Os gangues criminosos também estão ativos.
Tarhana Samson, um residente da comunidade, descreveu, em declarações à AP, os ataques como "devastadores".
"A estação das chuvas está a chegar, e é nesta altura que as pessoas se preparam para ir para as suas quintas. Como é que vão fazer isso agora", questionou Samson.
Num ataque separado, na madrugada de sábado, contra uma esquadra da polícia no estado de Borno, no nordeste do país, quatro agentes da polícia foram mortos após um prolongado tiroteio com um grupo afiliado ao Estado Islâmico, de acordo com o responsável pelas relações públicas da polícia de Borno, Kenneth Daso.
No domingo, durante uma missa de Páscoa na aldeia de Ariko, no estado de Kaduna, homens armados mataram cinco pessoas, segundo o exército.
A identidade dos atiradores é desconhecida.
O exército afirmou que os assaltantes foram obrigados a abandonar o sequestro de 31 reféns depois de as tropas terem respondido a um pedido de socorro.

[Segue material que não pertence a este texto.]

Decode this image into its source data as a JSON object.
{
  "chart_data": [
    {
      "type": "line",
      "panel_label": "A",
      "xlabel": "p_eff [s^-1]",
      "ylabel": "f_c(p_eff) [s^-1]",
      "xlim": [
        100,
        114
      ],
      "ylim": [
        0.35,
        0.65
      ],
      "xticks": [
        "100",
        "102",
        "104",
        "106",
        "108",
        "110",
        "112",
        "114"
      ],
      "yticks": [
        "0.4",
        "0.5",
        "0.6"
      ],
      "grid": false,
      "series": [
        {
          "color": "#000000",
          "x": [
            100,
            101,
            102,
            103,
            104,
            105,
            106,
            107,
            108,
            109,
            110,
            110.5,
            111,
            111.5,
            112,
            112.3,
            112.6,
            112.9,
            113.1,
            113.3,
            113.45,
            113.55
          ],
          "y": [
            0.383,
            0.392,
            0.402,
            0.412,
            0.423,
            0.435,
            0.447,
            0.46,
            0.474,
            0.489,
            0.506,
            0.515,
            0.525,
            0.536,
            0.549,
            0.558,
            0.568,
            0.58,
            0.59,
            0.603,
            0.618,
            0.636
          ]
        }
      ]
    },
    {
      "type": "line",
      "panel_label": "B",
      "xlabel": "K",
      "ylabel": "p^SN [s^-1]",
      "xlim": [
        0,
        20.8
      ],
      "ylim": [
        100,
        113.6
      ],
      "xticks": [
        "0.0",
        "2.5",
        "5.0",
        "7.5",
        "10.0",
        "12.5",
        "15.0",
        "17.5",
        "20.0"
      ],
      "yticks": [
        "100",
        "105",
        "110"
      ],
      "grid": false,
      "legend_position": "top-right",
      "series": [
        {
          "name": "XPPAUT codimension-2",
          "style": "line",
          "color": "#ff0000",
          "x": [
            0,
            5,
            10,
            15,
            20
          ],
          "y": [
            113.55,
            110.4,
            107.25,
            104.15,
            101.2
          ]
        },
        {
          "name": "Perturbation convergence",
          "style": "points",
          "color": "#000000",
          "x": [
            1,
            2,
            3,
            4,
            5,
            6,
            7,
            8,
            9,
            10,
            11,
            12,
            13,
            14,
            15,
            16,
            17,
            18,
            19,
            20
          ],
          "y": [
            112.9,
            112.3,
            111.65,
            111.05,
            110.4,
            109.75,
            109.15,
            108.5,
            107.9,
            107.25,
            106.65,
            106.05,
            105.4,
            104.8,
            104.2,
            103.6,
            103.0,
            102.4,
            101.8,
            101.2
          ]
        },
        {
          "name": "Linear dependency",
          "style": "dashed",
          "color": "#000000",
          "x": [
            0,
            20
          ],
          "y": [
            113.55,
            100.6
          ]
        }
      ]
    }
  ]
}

"Lamentavelmente, os restos mortais de cinco vítimas já mortas pelos terroristas também foram recuperados no local", afirmou o exército.
"Acredita-se que os terroristas em fuga tenham sofrido baixas significativas, como evidenciado pelos rastos de sangue ao longo das suas rotas de fuga", disse.
Kaduna continua a registar ataques a igrejas e sequestros frequentes.
Em janeiro, mais de 150 fiéis foram sequestrados em Kurmin Wali, uma aldeia na zona de Kajuru, em Kaduna, a cerca de 60 quilómetros do local do ataque de domingo.
Ataques semelhantes a igrejas suscitaram alegações de perseguição aos cristãos por parte do Presidente dos EUA, Donald Trump, e de alguns legisladores americanos, o que o Governo nigeriano rejeitou.
O Governo dos EUA lançou ataques militares em Sokoto em 25 de dezembro, alegadamente contra um grupo do Estado Islâmico na região.
Por outro lado, o Governo nigeriano rejeitou a caraterização das crescentes crises de segurança do país como um "genocídio cristão".